Thomas Dellinger é professor associado na Universidade da Madeira. Refletindo sobre a covid 19, defende que aligeirar as medidas de confinamento social poderá ter efeitos nocivos e seria abrir a porta a uma segunda vaga de infeção.
Dellinger é conhecido pelas suas investigações ao nível da ecologia comportamental, mais precisamente ao nível da ecologia pelágica das tartarugas marinhas.
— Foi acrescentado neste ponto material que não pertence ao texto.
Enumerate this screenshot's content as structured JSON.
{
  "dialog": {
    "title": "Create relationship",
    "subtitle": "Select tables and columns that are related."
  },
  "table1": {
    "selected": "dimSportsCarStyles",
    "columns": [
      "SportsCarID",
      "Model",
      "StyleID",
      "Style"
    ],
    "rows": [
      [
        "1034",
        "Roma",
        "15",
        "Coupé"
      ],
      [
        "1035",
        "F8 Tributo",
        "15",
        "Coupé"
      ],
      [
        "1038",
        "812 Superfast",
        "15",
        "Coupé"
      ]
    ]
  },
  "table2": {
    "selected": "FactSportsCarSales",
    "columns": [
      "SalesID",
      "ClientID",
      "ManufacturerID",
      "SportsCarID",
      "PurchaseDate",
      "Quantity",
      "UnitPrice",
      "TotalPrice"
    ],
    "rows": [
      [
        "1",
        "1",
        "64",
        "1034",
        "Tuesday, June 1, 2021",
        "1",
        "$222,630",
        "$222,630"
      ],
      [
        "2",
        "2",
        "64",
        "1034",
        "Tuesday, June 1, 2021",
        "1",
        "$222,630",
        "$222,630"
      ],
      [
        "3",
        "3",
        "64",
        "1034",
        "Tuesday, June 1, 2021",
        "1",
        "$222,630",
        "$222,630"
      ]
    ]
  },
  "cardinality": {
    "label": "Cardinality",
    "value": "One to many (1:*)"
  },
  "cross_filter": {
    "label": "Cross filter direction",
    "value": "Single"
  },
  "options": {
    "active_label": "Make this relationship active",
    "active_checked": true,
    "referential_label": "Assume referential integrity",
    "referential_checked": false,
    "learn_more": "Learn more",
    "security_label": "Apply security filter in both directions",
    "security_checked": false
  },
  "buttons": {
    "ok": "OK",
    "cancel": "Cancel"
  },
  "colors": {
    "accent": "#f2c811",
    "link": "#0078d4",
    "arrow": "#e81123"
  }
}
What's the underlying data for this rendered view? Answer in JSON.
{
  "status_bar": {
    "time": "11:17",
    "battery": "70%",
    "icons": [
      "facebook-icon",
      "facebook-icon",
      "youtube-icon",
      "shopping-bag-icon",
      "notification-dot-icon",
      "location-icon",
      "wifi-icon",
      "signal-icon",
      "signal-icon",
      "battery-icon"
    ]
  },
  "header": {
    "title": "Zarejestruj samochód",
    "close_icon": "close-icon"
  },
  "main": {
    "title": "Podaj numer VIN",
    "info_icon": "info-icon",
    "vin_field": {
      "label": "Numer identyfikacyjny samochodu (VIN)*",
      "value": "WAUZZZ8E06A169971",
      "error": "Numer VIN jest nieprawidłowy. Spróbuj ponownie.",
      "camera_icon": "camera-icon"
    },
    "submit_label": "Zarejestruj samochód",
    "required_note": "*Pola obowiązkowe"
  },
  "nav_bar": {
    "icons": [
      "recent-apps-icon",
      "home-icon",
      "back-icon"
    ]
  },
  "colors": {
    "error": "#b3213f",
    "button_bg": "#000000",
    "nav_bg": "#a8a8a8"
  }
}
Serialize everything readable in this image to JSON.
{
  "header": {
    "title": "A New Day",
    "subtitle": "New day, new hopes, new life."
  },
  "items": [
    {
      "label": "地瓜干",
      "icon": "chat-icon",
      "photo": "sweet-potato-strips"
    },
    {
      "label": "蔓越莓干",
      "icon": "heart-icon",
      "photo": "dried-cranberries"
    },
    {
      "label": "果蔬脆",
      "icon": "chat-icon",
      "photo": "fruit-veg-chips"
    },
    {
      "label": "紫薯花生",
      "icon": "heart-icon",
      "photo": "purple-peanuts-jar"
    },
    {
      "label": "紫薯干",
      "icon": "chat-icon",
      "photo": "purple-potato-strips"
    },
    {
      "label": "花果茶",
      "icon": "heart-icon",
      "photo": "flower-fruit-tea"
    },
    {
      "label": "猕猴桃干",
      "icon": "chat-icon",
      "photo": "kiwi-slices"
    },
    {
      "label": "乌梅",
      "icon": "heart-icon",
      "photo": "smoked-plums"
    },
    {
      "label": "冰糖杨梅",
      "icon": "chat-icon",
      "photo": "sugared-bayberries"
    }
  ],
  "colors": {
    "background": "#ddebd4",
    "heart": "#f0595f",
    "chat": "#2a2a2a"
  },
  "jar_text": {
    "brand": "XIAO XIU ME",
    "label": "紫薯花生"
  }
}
Através da sua página de Facebook, o professor universitário divulga aquela que é a sua reflexão sobre a pandemia que o mundo enfrenta, centrando-se em alguns “factos básicos”, que o FN reproduz.
“1. Estamos neste momento com uma % de infetados de menos de 0.3%. Isso significa que acima de 99% da população portuguesa (e do Mundo) ainda não teve contacto com o vírus e é, portanto, “suscetível” a ser infetada.
2. Segundo os modelos epidemiológicos estima-se que somente poderemos voltar à normalidade pré-covid quando cerca de 60%-80% da população pertença ao grupo dos “resistentes”, ou seja, tenha sido infetada e sobreviveu ou tenha sido vacinada.

3. Isto significa que estamos no início do combate à pandemia e não na fase de pico ou patamar, pese a curva dos infetados aponte nessa direção. As curvas de previsão do número de casos novos e do número de casos confirmados espelham somente as taxas de propagação do vírus, e, devido ao isolamento social imposto, e bem, pelos governos, essas curvas apontam para uma redução no final deste mês ou do próximo. Isso resulta essencialmente em que o grau de afluência aos serviços de saúde seja espaçado no tempo, e não espelha o progresso da pandemia.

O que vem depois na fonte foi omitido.